|Sermon for Forgiveness Sunday:|
The major purpose of Great Lent is to prepare us to worthily meet our Savior as He resurrects and comes out of the tomb. He will allow Himself to endure terrible suffering, ignominy, and unnatural death in order to resurrect. Through His resurrection, He empowers us to also be able to resurrect after our bodily death. All people will resurrect. But it is only the people who earned salvation during their earthly life that will resurrect unto eternal life, a sharing of a blessed eternity in union with Jesus Christ. Those who rejected the Savior during their life will resurrect unto eternal death, an eternity separated from God. This eternity is a torture we call hell.
We all sin, and sin completely separates us from God. To reunite with God requires us to repent. Only repentance is able to reconcile us with God, enabling us to receive His forgiveness for our trespasses against Him. But what we must never forget is that it is impossible to be reconciled with God, to receive His forgiveness, if we are in enmity with any person. In other words, we can only be forgiven by God if we sincerely forgive without conditions anyone who has done anything, no matter how evil, against us. Not to forgive someone, no matter what he has done against us, is to alienate ourselves from God's forgiveness. This is the first lesson we learn from this Gospel reading, something so important to remember during Great Lent when we are trying to reconcile ourselves with God.
Great Lent is a time for abstaining. We abstain from certain foods that make spiritual work too hard. But Great Lent is not only about food. We also try to abstain from our sinful inclinations. And we try to greatly strengthen our spiritual life. In other words, we are trying to become more spiritual, more god-like people. It is an inner transformation. Too often people forget this and work on fasting in an external way. They watch what they eat, what they do. They go to church more. They even read spiritual literature. But all of this activity doesn't affect their hearts. They remain unchanged internally. This kind of fasting is hypocrisy. There is no liberation from voluntary enslavement to sinful passions. Our Gospel reading is warning us that when we do this kind of fasting, all that we are doing is trying to impress people instead of working for the glory of God. This kind of fast is useless.

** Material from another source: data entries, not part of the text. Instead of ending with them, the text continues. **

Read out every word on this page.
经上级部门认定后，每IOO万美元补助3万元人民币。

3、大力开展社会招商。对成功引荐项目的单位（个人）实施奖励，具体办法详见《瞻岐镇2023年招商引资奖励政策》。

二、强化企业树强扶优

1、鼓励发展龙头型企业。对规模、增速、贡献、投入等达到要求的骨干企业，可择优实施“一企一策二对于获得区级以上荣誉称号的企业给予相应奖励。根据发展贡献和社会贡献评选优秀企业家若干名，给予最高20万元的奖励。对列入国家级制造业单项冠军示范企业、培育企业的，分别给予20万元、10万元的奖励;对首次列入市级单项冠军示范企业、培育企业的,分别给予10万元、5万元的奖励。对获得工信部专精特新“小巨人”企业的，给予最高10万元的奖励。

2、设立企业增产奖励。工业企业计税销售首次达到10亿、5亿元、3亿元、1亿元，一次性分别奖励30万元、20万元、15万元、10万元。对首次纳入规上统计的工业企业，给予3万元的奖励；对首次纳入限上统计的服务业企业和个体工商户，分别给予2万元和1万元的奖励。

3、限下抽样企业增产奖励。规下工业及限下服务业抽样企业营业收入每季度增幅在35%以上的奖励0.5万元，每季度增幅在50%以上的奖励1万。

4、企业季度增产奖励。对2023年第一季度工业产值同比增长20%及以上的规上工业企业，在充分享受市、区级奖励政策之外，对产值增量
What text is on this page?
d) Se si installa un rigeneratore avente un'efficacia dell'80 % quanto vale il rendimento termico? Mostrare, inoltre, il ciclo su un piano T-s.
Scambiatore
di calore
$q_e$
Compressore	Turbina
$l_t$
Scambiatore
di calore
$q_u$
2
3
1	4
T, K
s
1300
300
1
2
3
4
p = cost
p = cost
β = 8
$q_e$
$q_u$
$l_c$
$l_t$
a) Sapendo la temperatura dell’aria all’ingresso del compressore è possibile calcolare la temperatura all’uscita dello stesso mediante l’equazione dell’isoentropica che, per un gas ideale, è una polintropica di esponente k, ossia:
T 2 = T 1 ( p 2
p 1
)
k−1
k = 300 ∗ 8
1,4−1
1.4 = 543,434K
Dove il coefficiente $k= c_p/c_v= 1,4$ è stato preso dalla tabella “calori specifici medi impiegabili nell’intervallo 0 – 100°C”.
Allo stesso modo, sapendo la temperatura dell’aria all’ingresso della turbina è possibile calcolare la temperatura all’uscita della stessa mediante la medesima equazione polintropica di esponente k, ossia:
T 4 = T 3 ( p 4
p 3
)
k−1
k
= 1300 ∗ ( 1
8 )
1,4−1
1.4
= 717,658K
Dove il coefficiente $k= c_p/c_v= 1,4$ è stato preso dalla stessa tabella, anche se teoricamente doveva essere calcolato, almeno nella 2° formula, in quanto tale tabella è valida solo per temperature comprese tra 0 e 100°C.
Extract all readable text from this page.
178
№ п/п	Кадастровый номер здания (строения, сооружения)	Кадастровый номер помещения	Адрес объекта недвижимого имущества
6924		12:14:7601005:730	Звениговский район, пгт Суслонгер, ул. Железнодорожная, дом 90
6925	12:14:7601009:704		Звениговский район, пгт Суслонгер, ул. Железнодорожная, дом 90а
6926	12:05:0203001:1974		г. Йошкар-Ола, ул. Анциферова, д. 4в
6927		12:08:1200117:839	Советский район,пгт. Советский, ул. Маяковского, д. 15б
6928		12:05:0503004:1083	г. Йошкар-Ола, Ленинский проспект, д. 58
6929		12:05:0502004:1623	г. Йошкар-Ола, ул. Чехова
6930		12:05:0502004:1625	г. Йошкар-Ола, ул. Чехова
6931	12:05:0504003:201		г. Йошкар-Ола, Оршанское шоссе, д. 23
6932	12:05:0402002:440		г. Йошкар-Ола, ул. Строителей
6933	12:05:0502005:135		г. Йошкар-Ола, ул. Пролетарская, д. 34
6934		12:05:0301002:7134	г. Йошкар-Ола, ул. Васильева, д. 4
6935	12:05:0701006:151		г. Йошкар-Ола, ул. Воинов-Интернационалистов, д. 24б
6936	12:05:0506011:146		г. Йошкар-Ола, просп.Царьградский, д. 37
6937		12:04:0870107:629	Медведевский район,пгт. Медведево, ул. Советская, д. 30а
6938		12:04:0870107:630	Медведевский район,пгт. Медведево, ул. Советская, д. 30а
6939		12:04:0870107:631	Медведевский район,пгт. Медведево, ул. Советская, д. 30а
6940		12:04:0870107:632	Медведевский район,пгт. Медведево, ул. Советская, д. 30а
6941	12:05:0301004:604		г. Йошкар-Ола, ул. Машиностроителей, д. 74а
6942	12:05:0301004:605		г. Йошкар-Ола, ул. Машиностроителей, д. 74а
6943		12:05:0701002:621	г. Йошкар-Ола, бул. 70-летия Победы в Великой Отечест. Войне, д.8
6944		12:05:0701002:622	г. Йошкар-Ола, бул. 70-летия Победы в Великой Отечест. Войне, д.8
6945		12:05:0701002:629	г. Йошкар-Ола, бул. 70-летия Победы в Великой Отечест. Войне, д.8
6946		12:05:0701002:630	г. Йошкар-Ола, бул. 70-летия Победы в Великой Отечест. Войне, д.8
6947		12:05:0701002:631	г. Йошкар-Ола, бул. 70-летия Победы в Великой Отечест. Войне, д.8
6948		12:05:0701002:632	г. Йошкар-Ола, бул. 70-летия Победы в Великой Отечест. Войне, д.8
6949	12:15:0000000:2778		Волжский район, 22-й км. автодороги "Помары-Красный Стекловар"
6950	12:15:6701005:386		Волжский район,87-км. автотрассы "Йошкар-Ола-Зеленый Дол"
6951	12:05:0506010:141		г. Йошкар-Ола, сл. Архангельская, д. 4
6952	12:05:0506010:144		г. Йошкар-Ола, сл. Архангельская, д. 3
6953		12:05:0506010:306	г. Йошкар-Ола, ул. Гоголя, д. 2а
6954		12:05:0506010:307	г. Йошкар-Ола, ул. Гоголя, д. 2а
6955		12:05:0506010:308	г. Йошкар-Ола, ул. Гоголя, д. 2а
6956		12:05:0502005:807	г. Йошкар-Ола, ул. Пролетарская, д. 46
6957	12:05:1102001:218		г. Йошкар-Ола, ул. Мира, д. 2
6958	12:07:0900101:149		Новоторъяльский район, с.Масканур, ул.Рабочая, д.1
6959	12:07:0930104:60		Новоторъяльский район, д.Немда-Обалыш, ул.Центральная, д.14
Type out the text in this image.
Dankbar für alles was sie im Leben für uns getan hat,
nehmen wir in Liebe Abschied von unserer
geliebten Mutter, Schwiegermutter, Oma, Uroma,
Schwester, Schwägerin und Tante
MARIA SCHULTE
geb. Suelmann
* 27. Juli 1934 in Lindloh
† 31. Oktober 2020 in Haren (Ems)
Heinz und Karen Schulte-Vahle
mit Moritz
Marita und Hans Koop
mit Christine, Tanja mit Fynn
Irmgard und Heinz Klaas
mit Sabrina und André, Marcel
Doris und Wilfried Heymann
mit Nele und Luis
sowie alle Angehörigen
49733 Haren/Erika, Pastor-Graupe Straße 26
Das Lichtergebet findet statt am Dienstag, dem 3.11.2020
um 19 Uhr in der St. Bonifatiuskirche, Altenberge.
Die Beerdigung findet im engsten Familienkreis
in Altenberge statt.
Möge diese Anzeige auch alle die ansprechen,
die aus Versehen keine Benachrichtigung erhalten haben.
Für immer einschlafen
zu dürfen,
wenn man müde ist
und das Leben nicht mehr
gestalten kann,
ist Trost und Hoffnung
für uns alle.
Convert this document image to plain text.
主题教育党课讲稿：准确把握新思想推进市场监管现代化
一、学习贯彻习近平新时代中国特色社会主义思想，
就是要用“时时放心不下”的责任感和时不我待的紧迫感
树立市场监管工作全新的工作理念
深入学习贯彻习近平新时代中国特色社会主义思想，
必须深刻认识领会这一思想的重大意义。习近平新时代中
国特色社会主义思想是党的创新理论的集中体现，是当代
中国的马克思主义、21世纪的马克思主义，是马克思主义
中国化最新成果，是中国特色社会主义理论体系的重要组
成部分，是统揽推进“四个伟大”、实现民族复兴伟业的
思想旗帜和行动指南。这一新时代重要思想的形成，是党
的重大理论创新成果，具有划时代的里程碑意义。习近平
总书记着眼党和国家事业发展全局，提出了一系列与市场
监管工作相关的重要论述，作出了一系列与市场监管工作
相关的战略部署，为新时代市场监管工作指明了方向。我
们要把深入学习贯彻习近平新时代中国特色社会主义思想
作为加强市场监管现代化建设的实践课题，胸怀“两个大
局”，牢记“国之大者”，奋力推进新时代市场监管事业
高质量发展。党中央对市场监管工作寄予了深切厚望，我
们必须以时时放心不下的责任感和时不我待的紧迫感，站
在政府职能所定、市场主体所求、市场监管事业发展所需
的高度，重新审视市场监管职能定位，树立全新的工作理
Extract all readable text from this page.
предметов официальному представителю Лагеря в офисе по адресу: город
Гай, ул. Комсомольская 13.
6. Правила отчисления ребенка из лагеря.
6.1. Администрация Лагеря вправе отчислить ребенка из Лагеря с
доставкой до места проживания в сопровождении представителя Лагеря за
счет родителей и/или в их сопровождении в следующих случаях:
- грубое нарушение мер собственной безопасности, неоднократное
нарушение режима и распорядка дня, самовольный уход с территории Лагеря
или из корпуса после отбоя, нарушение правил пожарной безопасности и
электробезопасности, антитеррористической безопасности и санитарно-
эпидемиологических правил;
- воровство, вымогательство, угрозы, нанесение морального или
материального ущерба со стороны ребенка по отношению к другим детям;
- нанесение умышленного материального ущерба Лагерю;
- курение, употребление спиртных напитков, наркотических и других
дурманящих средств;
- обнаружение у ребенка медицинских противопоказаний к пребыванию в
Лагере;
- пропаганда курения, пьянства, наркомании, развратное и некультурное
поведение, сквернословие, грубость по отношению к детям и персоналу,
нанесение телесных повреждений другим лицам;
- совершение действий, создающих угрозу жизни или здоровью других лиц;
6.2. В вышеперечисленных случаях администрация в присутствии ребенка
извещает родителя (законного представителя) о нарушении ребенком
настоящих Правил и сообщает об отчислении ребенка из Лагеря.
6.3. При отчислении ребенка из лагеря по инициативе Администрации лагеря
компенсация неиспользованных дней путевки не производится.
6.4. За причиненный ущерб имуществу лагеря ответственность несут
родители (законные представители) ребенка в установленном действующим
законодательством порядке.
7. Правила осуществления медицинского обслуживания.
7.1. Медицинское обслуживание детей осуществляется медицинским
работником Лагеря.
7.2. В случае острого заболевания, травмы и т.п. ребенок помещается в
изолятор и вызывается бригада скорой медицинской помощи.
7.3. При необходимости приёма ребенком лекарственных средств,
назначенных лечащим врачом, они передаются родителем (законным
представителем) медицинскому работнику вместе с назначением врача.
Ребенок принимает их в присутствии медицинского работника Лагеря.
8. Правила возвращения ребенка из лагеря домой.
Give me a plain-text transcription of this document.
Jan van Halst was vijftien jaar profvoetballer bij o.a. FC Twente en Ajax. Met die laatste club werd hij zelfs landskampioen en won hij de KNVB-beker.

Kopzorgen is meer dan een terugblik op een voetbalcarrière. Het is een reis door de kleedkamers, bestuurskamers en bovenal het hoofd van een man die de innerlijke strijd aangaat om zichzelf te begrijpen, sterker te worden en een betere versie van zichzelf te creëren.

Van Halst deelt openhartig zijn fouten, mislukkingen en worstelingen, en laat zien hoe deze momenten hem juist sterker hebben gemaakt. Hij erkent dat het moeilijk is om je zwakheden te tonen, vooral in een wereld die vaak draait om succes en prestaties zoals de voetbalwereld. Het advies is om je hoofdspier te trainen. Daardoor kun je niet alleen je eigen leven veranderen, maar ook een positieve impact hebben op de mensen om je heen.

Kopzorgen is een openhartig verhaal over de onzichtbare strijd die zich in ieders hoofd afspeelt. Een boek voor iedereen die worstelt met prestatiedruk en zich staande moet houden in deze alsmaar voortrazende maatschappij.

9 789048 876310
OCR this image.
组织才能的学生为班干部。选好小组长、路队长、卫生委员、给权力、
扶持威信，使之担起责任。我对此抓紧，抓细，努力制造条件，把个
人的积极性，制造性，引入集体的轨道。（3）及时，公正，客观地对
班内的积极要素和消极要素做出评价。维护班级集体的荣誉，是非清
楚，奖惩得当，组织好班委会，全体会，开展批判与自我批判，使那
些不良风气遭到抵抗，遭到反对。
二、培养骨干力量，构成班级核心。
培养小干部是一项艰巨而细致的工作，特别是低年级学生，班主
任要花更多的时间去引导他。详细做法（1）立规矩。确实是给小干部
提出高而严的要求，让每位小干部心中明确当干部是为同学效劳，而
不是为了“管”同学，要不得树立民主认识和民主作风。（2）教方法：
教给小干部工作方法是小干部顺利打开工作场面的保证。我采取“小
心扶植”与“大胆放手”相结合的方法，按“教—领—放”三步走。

The last lesson that this Gospel warns us about is the danger of attaching ourselves to earthly treasures. These treasures enslave our hearts to the world. And in Great Lent we should be working on changing our hearts. What we must concentrate on during this fasting period is to disentangle ourselves from our attachments to earthly things and attach our hearts to true treasures, the kind of treasures that bring us closer to God. Yes, we do need material things to live, and God knows this. Therefore, He promises us that all that we need for survival will be given to us by Him if we make the pursuit of the Heavenly Kingdom the major pursuit during our life on earth. And Great Lent is the perfect time for us to begin this new way of life.
My dear brothers and sisters in Christ, my prayers and hopes are for all of us to be able to with joy in our hearts and faces use the time that is approaching for the betterment of our spiritual condition. If we do this, Pascha will be a immense time of joy for us. Therefore, let all of us gather at the cathedral this Sunday evening for the forgiveness rite and begin Great Lent in peace with everyone. Let us all without fail also remember our deceased relatives and friends. They need our prayers even more during the fast period. Let us support them by submitting a list of their names to be commemorated every day at the fasting services in church. The expense of $50.00 dollars for this in miniscule compared to the joy that we give them by doing this. And since I will not be able to personally see all of you face to face, I would like to now ask you to forgive me if I have done anything to offend any one of you.